Summary              "Organizations must accept change to survive and      
                     prosper."                                             

                                       ISO 9000, QS-9000                   

SFM                  Supports QS-9000 goals for continuous (productivity)  
                     improvement.                                          

TPM, 5S-CANDO        QS-9000 requires preventive maintenance.              

IYM, SPC, DOX        The standards require statistical methods, and the    
                     methods support continuous improvement activities.    

The Internet         Information resources are available to help meet      
                     requirements.                                         

Summary              "ISO 9000 and QS 9000 are valuable guides for         
                     continuous improvement of the quality system."        

                                Synchronous Flow Manufacturing             

TPM, 5S-CANDO        SFM makes the need for TPM more urgent. Prevent       
                     downtime, especially at the constraint. Focus TPM     
                     efforts on the constraint.                            

IYM, SPC, DOX.       Improve/ protect yields, especially at and after the  
                     constraint                                            

The Internet         Online information sources are available.             

Summary              "The goal is to make money." We achieve this by       
                     delivering products or services. Misleading           
                     measurements cause suboptimization.                   

                            Total Productive Maintenance, 5S-CANDO         

IYM, SPC, DOX.       TPM suppresses problems that can reduce throughput    
                     yield, and supports IYM.                              

The Internet                                                               

Summary              "Suppress friction and win." Friction is Carl von     
                     Clausewitz' term for seemingly minor events whose     
                     cumulative effect results in failure.                 
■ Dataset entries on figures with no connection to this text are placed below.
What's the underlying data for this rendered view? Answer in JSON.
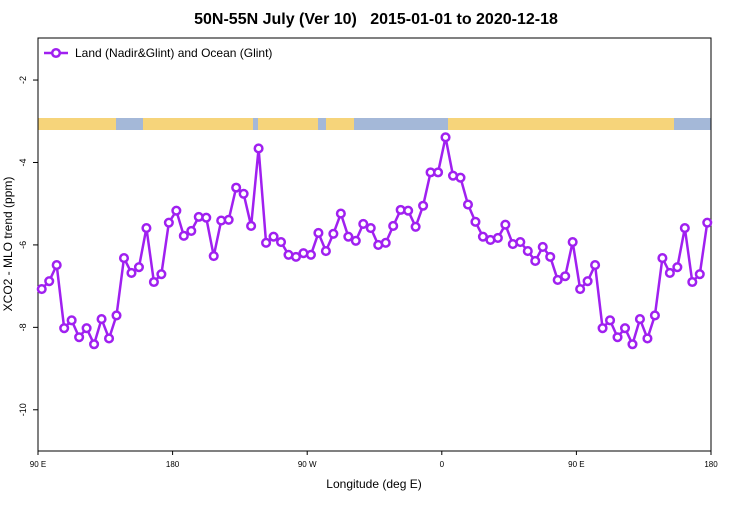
{
  "chart_data": {
    "type": "line",
    "title": "50N-55N July (Ver 10)   2015-01-01 to 2020-12-18",
    "x_label": "Longitude (deg E)",
    "y_label": "XCO2 - MLO trend (ppm)",
    "xlim": [
      90,
      540
    ],
    "xticks": [
      {
        "value": 90,
        "label": "90 E"
      },
      180,
      {
        "value": 270,
        "label": "90 W"
      },
      {
        "value": 360,
        "label": "0"
      },
      {
        "value": 450,
        "label": "90 E"
      },
      {
        "value": 540,
        "label": "180"
      }
    ],
    "ylim": [
      -11,
      -0.98
    ],
    "yticks": [
      -10,
      -8,
      -6,
      -4,
      -2
    ],
    "legend": "top-left",
    "x": [
      92.5,
      97.5,
      102.5,
      107.5,
      112.5,
      117.5,
      122.5,
      127.5,
      132.5,
      137.5,
      142.5,
      147.5,
      152.5,
      157.5,
      162.5,
      167.5,
      172.5,
      177.5,
      182.5,
      187.5,
      192.5,
      197.5,
      202.5,
      207.5,
      212.5,
      217.5,
      222.5,
      227.5,
      232.5,
      237.5,
      242.5,
      247.5,
      252.5,
      257.5,
      262.5,
      267.5,
      272.5,
      277.5,
      282.5,
      287.5,
      292.5,
      297.5,
      302.5,
      307.5,
      312.5,
      317.5,
      322.5,
      327.5,
      332.5,
      337.5,
      342.5,
      347.5,
      352.5,
      357.5,
      362.5,
      367.5,
      372.5,
      377.5,
      382.5,
      387.5,
      392.5,
      397.5,
      402.5,
      407.5,
      412.5,
      417.5,
      422.5,
      427.5,
      432.5,
      437.5,
      442.5,
      447.5,
      452.5,
      457.5,
      462.5,
      467.5,
      472.5,
      477.5,
      482.5,
      487.5,
      492.5,
      497.5,
      502.5,
      507.5,
      512.5,
      517.5,
      522.5,
      527.5,
      532.5,
      537.5
    ],
    "series": [
      {
        "name": "Land (Nadir&Glint) and Ocean (Glint)",
        "color": "#a020f0",
        "values": [
          -7.07,
          -6.88,
          -6.49,
          -8.02,
          -7.83,
          -8.24,
          -8.02,
          -8.41,
          -7.8,
          -8.27,
          -7.71,
          -6.32,
          -6.68,
          -6.54,
          -5.59,
          -6.9,
          -6.71,
          -5.46,
          -5.17,
          -5.78,
          -5.66,
          -5.32,
          -5.34,
          -6.27,
          -5.41,
          -5.39,
          -4.61,
          -4.76,
          -5.54,
          -3.66,
          -5.95,
          -5.8,
          -5.93,
          -6.24,
          -6.29,
          -6.2,
          -6.24,
          -5.71,
          -6.15,
          -5.73,
          -5.24,
          -5.8,
          -5.9,
          -5.49,
          -5.59,
          -6.0,
          -5.95,
          -5.54,
          -5.15,
          -5.17,
          -5.56,
          -5.05,
          -4.24,
          -4.24,
          -3.39,
          -4.32,
          -4.37,
          -5.02,
          -5.44,
          -5.8,
          -5.88,
          -5.83,
          -5.51,
          -5.98,
          -5.93,
          -6.15,
          -6.39,
          -6.05,
          -6.29,
          -6.85,
          -6.76,
          -5.93,
          -7.07,
          -6.88,
          -6.49,
          -8.02,
          -7.83,
          -8.24,
          -8.02,
          -8.41,
          -7.8,
          -8.27,
          -7.71,
          -6.32,
          -6.68,
          -6.54,
          -5.59,
          -6.9,
          -6.71,
          -5.46
        ]
      }
    ]
  }
}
                              SPC, Design of Expts., calibration           

The Internet         There is lots of information to help with             
                     problem-solving, improvements. Links to NIST, other   
                     calibration support.                                  

Summary              Calibration: "If you can't measure it, you can't      
                     control it."

Commitment to Quality Must Pervade the Organization
Many companies consider ISO 9000 certification an expensive, painful requirement. They want to get the certificate so they can do business in Europe. They want to pass QS-9000 so they can sell to Ford, Chrysler, and General Motors. These companies are like people who think that getting a black belt will make them safe from criminals. The belt does not protect its wearer from anything, but the process of earning it does. Suppose that a company throws a quality system together and manages to earn an ISO 9000 certificate. If the company then stops working on the system (until the next audit), its quality will not improve.

Now consider a company that sees ISO 9000 as a process of continuous improvement. It will improve its productivity and quality, reduce its costs, and satisfy its customers. The process of diligently earning and maintaining certification changes ISO 9000 from an expensive annoyance into a moneymaking tool (Scotto, 1996). Harris Semiconductor's training stresses that ISO 9000's purpose is to help assure quality and improve productivity. Every employee must understand the program's purpose, and his or her role in making it work.